Jede vierte Frau in Deutschland wird mindestens einmal Opfer körperlicher oder sexualisierter Gewalt durch ihren aktuellen oder durch ihren früheren Partner, unabhängig von ihrem Alter oder ihrer sozialen Herkunft. Das heißt, aufmerksam zu sein, ist nicht nur im öffentlichen Leben wichtig, sondern auch im Freundes- und Bekanntenkreis. Wer verbale Entgleisungen oder gar gewaltsame Übergriffe miterlebt, sollte die eigene Scheu, sich in Privatangelegenheiten einzumischen, überwinden.
Die Opfer-Anwältin Christina Clemm wirbt dafür, auch in Alltagssituationen im Freundeskreis aufmerksam zu sein. „Das kennen wahrscheinlich viele von uns, dass man mit einem Paar unterwegs ist und dann gibt es so ganz abwertendes Verhalten“, sagt sie. „Und alle lächeln das weg und übergehen das.“
Dabei könne man bei dem Mann nachfragen „Warum machst Du das eigentlich?“ Es sei besser, ein aggressives Verhalten einmal zu viel anzusprechen und im besten Fall ein Nachdenken anzuregen, als zu schweigen, ist das Plädoyer von Clemm.

Anlaufstelle für Männer

Bei Gewalttätigkeiten gegen Frauen bleibt der Weg zur Polizei oft die einzige Alternative. Auch davor sollte man nicht zurückschrecken, wenn man Zeuge wird.

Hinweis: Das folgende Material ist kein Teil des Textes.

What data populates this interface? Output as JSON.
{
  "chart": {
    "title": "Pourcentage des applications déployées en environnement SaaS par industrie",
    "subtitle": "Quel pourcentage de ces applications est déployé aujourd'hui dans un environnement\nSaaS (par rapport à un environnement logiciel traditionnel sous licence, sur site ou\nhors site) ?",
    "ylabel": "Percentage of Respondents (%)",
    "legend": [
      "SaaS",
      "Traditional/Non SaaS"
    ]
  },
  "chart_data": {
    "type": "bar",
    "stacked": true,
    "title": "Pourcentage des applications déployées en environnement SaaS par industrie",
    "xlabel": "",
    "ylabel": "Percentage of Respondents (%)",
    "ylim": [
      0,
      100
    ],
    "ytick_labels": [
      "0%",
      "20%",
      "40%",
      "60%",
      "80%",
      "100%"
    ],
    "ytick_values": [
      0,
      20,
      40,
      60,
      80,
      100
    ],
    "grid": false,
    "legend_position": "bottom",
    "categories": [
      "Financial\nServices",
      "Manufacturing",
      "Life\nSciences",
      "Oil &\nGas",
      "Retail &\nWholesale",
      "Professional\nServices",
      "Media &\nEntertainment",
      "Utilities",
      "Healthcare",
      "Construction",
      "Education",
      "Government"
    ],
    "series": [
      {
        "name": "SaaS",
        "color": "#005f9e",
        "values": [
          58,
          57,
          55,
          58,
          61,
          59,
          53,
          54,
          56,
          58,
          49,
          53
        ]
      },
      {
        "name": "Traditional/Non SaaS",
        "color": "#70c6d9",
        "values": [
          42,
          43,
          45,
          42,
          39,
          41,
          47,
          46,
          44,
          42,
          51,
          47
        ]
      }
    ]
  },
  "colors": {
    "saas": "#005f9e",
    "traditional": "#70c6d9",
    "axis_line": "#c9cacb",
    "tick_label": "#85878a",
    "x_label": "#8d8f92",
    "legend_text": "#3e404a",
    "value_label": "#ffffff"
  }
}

Für Männer, die gewalttätig werden und selbst Hilfe suchen, gibt es bisher nur wenige Anlaufstellen. Eine ist der Verein „Männer contra Gewalt e.V.“, der eine bundesweite Hotline anbietet. Dort haben sich Männer zusammengetan, in deren beruflichem Umfeld Männergewalt immer wieder vorkommt, darunter Ärzte, Psychotherapeuten, Polizisten, Rechtsanwälte und andere Männer, die gegen Männergewalt etwas tun wollen.